С появлением Ахматовой и Лямина веселья прибавилось, все пили, закусывали, Булгаков лишь обмакивал губы в вино и слегка прикасался к еде. Сослался на то, что ему завтра обследоваться на предмет того, может ли он готовиться к полету на луну посредством воздушного шара. Но чувствовал себя впервые за последние десять дней и впрямь терпимо. Лямину даже и не сказали о его болезни. И Ахматова ничего не знала. Спросила:
– Миша, вы почему так щуритесь, будто слепой?
– Придуриваюсь.
Четвертый день продолжался поход Красной армии на разгромленную немцами Польшу, и за столом разгорелись горячие споры.
– Что бы вы ни говорили, это нехорошо, – морщилась Ахматова. – Лев забил антилопу, а мы, как шакалы, кинулись полакомиться чужой добычей. Это так неблагородно, друзья мои, и я не понимаю, чему вы радуетесь. Стыдитесь!
В последние годы Анна Андреевна испытала много страданий. Ее стихи не печатались вот уже больше десяти лет, а тут еще разрыв с третьим мужем Пуниным и арест единственного сына Льва, которого отправили на пять лет в лагеря. Сейчас она работала над поэмой «Реквием».
– Я стыдиться не намерен, – сказал Ермолинский. – Да, некрасиво, да, неблагородно. Но это если, как вы, сравнивать со львом, антилопой и шакалами. В данном случае подобное сравнение неуместно. Поляки кичились своей якобы непобедимой армией, с презрением относились к нашим предложениям о союзе против Германии, а теперь они молниеносно разгромлены вдребезги, и Германия выходит к нашим границам по линии от Минска до Карпат. Разве это можно допустить?
– Не знаю, не знаю, – ворчливо резала эскалоп Анна Андреевна. Малюсенькие кусочки отправляла в недовольный ротик.

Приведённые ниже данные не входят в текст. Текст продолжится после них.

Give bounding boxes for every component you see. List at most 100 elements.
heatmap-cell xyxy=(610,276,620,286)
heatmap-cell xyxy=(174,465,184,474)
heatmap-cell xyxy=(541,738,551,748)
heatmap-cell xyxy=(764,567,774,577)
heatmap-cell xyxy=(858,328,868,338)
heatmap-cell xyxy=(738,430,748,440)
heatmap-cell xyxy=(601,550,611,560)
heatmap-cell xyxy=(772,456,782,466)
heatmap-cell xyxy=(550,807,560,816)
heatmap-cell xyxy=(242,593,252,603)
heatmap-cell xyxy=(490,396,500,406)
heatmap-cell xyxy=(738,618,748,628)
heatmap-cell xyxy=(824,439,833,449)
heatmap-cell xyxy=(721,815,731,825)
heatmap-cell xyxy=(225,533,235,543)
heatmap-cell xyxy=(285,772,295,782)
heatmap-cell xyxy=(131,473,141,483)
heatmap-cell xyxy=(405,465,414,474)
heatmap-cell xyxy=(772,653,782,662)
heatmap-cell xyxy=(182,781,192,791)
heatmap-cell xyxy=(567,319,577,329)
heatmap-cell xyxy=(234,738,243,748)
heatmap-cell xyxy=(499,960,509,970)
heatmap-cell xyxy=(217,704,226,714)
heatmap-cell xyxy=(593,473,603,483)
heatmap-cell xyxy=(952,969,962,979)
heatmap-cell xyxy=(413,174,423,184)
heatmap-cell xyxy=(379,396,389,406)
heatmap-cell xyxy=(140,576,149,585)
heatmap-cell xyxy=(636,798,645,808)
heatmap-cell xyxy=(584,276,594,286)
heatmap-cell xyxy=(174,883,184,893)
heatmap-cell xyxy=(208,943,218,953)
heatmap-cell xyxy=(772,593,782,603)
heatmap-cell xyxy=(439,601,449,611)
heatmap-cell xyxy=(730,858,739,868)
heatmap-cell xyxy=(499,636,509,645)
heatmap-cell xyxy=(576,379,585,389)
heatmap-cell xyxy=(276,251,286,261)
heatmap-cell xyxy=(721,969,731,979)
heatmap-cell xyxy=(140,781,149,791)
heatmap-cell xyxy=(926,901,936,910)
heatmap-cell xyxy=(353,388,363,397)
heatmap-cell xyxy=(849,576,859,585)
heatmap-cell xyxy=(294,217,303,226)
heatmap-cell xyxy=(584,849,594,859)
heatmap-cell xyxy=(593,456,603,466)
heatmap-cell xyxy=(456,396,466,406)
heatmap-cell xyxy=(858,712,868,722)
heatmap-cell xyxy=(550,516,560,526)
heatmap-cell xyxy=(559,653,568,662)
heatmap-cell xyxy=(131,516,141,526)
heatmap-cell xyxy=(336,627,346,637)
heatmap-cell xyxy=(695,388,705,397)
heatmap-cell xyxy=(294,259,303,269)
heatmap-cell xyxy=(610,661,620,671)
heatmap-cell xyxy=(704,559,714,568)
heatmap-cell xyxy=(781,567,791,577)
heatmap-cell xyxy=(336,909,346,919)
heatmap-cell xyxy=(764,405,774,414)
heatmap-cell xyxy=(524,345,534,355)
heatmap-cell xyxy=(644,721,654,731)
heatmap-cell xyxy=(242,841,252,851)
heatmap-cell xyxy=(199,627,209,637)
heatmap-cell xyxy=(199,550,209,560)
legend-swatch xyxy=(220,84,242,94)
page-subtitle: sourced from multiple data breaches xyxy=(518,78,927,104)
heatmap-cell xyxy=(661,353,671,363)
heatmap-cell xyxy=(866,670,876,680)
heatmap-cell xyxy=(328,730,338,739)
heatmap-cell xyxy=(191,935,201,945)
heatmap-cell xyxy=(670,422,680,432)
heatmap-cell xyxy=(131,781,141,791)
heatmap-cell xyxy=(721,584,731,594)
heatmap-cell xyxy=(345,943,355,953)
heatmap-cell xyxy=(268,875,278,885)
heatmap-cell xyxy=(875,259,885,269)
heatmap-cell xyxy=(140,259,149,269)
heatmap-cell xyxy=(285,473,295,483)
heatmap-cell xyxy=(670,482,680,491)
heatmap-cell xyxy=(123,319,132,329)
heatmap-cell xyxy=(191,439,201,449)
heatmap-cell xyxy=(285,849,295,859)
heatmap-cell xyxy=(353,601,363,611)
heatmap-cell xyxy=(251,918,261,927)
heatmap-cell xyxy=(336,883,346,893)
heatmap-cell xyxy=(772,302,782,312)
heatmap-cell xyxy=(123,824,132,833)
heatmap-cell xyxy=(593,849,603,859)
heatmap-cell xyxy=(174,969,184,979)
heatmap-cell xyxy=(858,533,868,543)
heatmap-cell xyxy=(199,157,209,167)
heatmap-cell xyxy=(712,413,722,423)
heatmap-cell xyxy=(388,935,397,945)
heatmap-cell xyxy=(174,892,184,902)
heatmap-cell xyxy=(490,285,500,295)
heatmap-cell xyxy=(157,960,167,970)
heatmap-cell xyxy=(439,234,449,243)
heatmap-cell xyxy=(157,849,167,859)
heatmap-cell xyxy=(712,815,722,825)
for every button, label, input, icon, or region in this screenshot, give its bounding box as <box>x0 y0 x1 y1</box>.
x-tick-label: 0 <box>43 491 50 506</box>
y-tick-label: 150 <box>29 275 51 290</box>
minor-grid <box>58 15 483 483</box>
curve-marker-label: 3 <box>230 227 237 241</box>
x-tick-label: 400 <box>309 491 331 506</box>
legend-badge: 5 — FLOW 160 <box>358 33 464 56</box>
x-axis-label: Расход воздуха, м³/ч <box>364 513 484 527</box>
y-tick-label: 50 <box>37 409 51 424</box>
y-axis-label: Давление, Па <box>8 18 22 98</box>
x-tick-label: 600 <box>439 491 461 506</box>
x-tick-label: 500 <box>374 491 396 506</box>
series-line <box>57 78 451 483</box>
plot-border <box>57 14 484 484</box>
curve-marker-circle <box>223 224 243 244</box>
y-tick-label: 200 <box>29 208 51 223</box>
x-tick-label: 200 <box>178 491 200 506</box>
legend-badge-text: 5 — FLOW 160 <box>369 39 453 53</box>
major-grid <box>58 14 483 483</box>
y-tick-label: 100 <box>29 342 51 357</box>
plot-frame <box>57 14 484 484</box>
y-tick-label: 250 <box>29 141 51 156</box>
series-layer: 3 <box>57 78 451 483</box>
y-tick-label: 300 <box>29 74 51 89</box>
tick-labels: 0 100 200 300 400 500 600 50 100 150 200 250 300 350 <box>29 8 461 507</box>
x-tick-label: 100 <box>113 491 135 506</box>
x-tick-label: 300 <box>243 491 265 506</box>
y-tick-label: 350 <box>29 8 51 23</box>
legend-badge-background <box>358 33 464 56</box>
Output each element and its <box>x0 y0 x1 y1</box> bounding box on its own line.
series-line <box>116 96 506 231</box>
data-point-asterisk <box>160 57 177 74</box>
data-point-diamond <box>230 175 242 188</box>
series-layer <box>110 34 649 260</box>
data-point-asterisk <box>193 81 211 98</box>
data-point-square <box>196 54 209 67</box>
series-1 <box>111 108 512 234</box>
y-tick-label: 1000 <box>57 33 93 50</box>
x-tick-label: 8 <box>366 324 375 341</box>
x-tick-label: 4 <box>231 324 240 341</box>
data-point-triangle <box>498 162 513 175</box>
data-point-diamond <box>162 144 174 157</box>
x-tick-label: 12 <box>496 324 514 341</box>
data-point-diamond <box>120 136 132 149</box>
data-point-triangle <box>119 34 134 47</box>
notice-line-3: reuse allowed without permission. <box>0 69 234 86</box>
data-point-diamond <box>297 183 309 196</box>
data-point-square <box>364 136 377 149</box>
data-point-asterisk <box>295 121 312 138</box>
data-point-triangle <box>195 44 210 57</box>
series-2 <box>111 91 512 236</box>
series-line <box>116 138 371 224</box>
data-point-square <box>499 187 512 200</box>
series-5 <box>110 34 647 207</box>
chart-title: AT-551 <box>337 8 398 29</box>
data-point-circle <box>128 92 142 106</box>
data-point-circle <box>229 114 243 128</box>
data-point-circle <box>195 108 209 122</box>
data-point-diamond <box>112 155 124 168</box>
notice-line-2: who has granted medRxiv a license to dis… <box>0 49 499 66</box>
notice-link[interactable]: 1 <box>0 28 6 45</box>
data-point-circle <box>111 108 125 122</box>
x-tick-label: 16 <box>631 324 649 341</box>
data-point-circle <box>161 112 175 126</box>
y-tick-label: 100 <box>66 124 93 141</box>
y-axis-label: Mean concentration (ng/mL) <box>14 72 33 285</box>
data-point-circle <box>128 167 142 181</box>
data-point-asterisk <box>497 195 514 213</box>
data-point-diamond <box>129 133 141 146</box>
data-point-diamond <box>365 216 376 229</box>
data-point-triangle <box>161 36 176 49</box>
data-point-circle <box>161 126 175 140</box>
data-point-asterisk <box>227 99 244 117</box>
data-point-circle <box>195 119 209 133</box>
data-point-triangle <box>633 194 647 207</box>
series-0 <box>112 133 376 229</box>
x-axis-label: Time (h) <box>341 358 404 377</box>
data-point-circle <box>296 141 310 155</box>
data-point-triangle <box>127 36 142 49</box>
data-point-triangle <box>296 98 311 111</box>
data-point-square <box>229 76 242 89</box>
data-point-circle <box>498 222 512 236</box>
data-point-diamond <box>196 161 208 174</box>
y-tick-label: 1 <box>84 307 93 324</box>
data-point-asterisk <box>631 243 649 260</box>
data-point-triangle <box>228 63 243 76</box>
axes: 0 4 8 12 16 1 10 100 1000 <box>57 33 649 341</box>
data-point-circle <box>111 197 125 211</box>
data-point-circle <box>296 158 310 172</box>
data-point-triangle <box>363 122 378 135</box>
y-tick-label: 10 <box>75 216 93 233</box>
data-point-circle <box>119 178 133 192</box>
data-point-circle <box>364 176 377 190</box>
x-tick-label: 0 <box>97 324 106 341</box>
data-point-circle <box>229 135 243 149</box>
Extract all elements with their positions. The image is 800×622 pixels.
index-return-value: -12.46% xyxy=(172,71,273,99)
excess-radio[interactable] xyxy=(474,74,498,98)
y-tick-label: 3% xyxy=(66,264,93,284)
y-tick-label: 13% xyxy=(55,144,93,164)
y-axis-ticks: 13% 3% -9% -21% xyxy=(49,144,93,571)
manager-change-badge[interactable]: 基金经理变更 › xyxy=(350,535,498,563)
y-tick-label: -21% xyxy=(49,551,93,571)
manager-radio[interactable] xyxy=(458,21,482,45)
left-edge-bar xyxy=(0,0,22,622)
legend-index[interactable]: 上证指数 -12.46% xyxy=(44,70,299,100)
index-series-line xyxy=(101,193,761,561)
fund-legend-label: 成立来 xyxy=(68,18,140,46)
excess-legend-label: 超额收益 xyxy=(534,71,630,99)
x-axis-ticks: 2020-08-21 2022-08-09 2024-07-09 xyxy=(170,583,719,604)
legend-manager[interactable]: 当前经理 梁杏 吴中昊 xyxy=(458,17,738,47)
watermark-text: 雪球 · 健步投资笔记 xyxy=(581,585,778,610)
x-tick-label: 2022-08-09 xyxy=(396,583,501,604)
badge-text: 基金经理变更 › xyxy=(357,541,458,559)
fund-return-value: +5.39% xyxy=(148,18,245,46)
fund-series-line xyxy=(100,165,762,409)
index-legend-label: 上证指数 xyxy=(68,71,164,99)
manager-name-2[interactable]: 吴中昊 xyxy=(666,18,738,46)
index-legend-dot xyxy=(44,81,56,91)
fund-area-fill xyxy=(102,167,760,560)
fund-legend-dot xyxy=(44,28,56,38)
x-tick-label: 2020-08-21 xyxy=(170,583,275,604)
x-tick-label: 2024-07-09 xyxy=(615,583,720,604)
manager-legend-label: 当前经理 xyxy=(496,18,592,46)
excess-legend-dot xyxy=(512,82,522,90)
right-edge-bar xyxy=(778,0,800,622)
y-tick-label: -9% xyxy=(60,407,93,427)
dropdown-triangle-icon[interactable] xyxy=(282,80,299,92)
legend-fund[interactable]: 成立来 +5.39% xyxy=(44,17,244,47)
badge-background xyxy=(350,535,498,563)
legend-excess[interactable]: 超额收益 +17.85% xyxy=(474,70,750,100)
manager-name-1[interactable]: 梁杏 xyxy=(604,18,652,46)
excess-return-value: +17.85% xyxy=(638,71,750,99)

– Сергей прав, – поддержал друга Булгаков. – Сталин в данном случае молодец. Он, скажу вам по секрету, нарочно прервал нашу поездку в Ленинград, вызвал меня к себе и говорит: «Товарищ Булгаков, нам без вашего совета хана. Тут вот некоторые Ворошиловы и Буденные не хотят воевать с поляками. Пусть, говорят, с ними Тухачевские воюют. Но Тухачевские у нас малость подрасстреляны, зато есть другие. А некоторые говорят, что нехорошо бросаться доедать антилопу, поваленную львом, мол, мы на шакалов будем похожи. Как вы считаете?» И я ему смело ответил: «Товарищ Сталин, надо немедленно двинуть войска, и, пока немцы не захватили все польские города, нужно захватить Вильно, Ровно, Дубно, Гродно, Жадно, Смрадно, Брудно и Бздудно».
– Таких нет городов, – возмутилась Елена Сергеевна. – Во всяком случае никакого Бздудно. Ну Миша!
Ее возмущение лишь подлило масла в огонь общего смеха. Даже Ахматова поначалу еще хмурилась, но после Бздудно прыснула и сменила благородное негодование на похохатывание своим низким голосом.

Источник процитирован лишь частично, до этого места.